Still, an average of 1,152 women are raped every day in the DRC. This has catastrophic consequences on individuals, families and communities, including mass displacement, the spread of sexually transmitted diseases, increased poverty and the destruction of social cohesion.
Our President, His Excellency Félix-Antoine Tshisekedi, to whom I serve as a special advisor, understands that more needs to be done. To dispel the deeply-ingrained beliefs that violence against women is inevitable or somehow deserved, there must be agreement not only across African nations, but across the globe. We must establish norms that certain behaviors are neither acceptable nor legal, no matter where you are from, or how long they have permeated a culture.
To start with, President Tshisekedi has increased the number of women in his government from 5 percent to 37 percent. He is working toward 50/50 representation. As chair of the African Union, he recently organized the first-ever men's conference focused solely on finding solutions to eliminating violence against women and girls. From this gathering emerged the Kinshasa Declaration, named for the city where the conference took place, centered on how to solve "the persistence of violence against women and girls in Africa, linked to harmful socio-cultural norms and practices."
President Tshisekedi went even further by publicly endorsing a global treaty to end violence against women and girls. Although there are regional laws to protect women from violence, including Africa's Maputo Protocol, the majority of the world's women—primarily Black and brown women—do not have access to a treaty that specifically addresses violence. Efforts have been made to interpret the Convention on the Elimination of All Forms of Discrimination Against Women to include violence, but have not been effective. President Tshisekedi knows that no country, including the DRC, can go alone on this path.
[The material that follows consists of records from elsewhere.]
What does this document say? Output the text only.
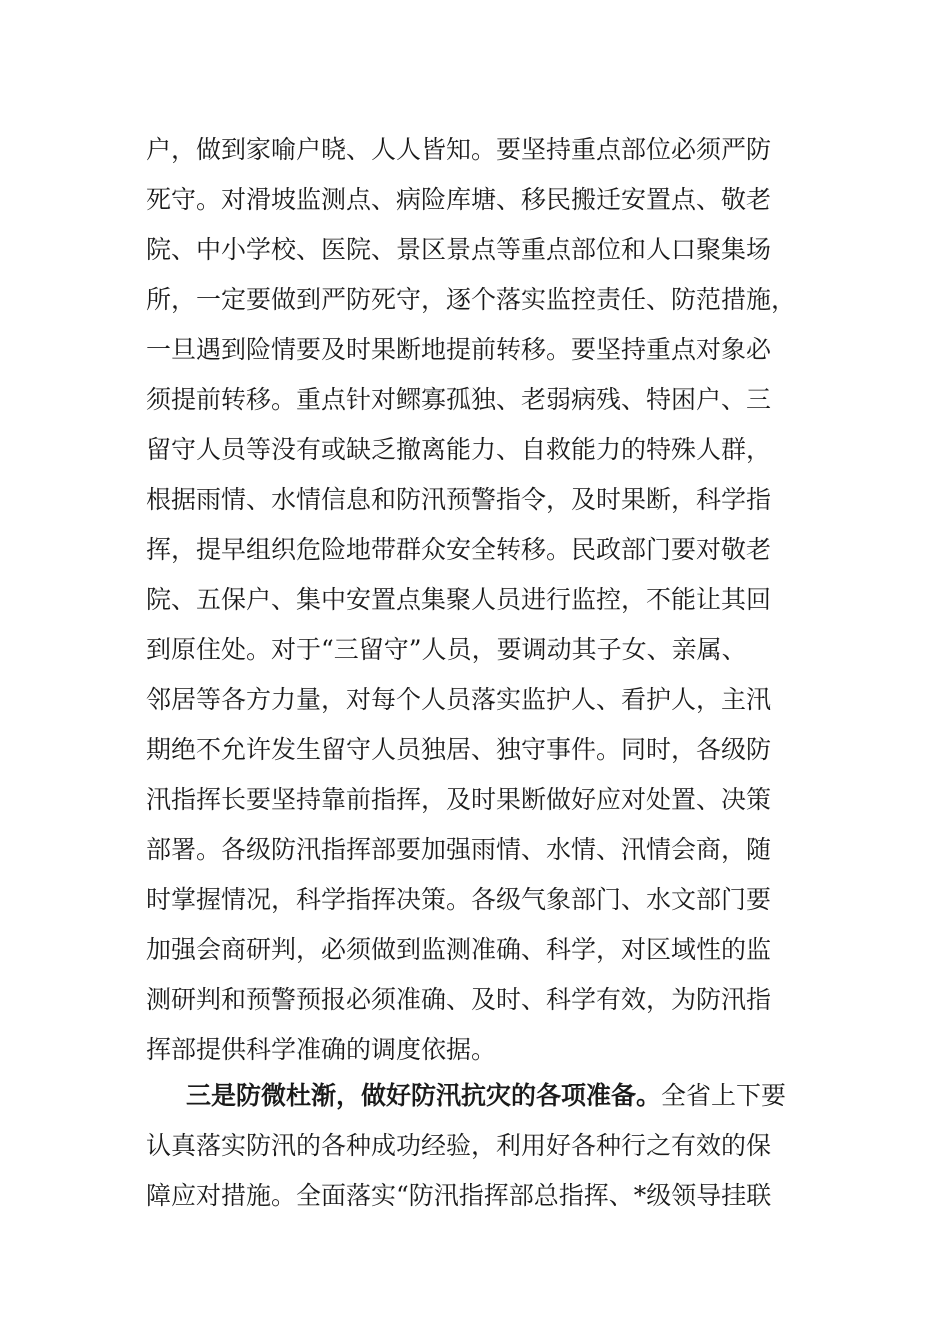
户，做到家喻户晓、人人皆知。要坚持重点部位必须严防
死守。对滑坡监测点、病险库塘、移民搬迁安置点、敬老
院、中小学校、医院、景区景点等重点部位和人口聚集场
所，一定要做到严防死守，逐个落实监控责任、防范措施，
一旦遇到险情要及时果断地提前转移。要坚持重点对象必
须提前转移。重点针对鳏寡孤独、老弱病残、特困户、三
留守人员等没有或缺乏撤离能力、自救能力的特殊人群，
根据雨情、水情信息和防汛预警指令，及时果断，科学指
挥，提早组织危险地带群众安全转移。民政部门要对敬老
院、五保户、集中安置点集聚人员进行监控，不能让其回
到原住处。对于“三留守”人员，要调动其子女、亲属、
邻居等各方力量，对每个人员落实监护人、看护人，主汛
期绝不允许发生留守人员独居、独守事件。同时，各级防
汛指挥长要坚持靠前指挥，及时果断做好应对处置、决策
部署。各级防汛指挥部要加强雨情、水情、汛情会商，随
时掌握情况，科学指挥决策。各级气象部门、水文部门要
加强会商研判，必须做到监测准确、科学，对区域性的监
测研判和预警预报必须准确、及时、科学有效，为防汛指
挥部提供科学准确的调度依据。
三是防微杜渐，做好防汛抗灾的各项准备。全省上下要
认真落实防汛的各种成功经验，利用好各种行之有效的保
障应对措施。全面落实“防汛指挥部总指挥、*级领导挂联
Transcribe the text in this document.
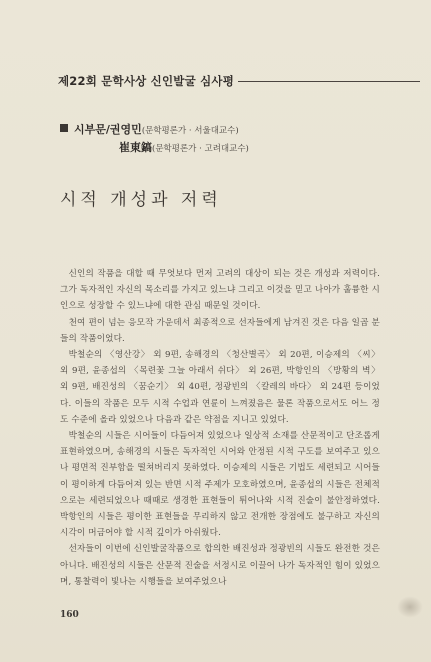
제22회 문학사상 신인발굴 심사평
시부문 / 권영민 (문학평론가 · 서울대교수)
崔東鎬 (문학평론가 · 고려대교수)
시적 개성과 저력

신인의 작품을 대할 때 무엇보다 먼저 고려의 대상이 되는 것은 개성과 저력이다. 그가 독자적인 자신의 목소리를 가지고 있느냐 그리고 이것을 믿고 나아가 훌륭한 시인으로 성장할 수 있느냐에 대한 관심 때문일 것이다.

천여 편이 넘는 응모작 가운데서 최종적으로 선자들에게 남겨진 것은 다음 일곱 분들의 작품이었다.

박철순의 〈영산강〉 외 9편, 송해경의 〈청산별곡〉 외 20편, 이승제의 〈씨〉 외 9편, 윤종섭의 〈목련꽃 그늘 아래서 쉬다〉 외 26편, 박항인의 〈방황의 벽〉 외 9편, 배진성의 〈꿈순기〉 외 40편, 정광빈의 〈칼레의 바다〉 외 24편 등이었다. 이들의 작품은 모두 시적 수업과 연륜이 느껴졌음은 물론 작품으로서도 어느 정도 수준에 올라 있었으나 다음과 같은 약점을 지니고 있었다.

박철순의 시들은 시어들이 다듬어져 있었으나 일상적 소재를 산문적이고 단조롭게 표현하였으며, 송해경의 시들은 독자적인 시어와 안정된 시적 구도를 보여주고 있으나 평면적 진부함을 떨쳐버리지 못하였다. 이승제의 시들은 기법도 세련되고 시어들이 평이하게 다듬어져 있는 반면 시적 주제가 모호하였으며, 윤종섭의 시들은 전체적으로는 세련되었으나 때때로 생경한 표현들이 튀어나와 시적 진술이 불안정하였다. 박항인의 시들은 평이한 표현들을 무리하지 않고 전개한 장점에도 불구하고 자신의 시각이 머금어야 할 시적 깊이가 아쉬웠다.

선자들이 이번에 신인발굴작품으로 합의한 배진성과 정광빈의 시들도 완전한 것은 아니다. 배진성의 시들은 산문적 진술을 서정시로 이끌어 나가 독자적인 힘이 있었으며, 통찰력이 빛나는 시행들을 보여주었으나

160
According to the World Health Organization, 1 in 3 women worldwide experience violence, with younger women most at risk. COVID-19 lockdowns have exacerbated this even further in what U.N. Women called a "shadow pandemic." The silver lining is that with all of this attention, the problem is becoming impossible to ignore.
In just the last few months, the secretary general of the Organization of American States Luis Almagro and Nigeria's President Muhammadu Buhari have both made public calls for a global treaty to end violence against women and girls.
With access to social media, younger women are doing their own research and talking to each other openly about subjects that were once taboo. The next generation understands that their body is their own, and that marriage is not a trophy that should be accepted under any circumstances.
Too often grassroots activists, like myself, are on the frontlines trying to help other women, with no legal framework to back us up. A global treaty will establish clear definitions so that violence cannot be brushed aside as normal. It will also provide a metrics-based reporting framework; establish an international monitoring body; require training and accountability for police officers, judges and health professionals and increase funding for survivor services such as shelters, hotlines and legal aid.
President Tshisekedi's call for a global treaty is a breakthrough for our region. The DRC no longer wants to be known for violence against women and girls, but rather for our stewardship in ending the most widespread, persistent and devastating human rights violations of our time.
Chantal Mulop is special advisor to the president of the Democratic Republic of the Congo.
The views expressed in this article are the writer's own.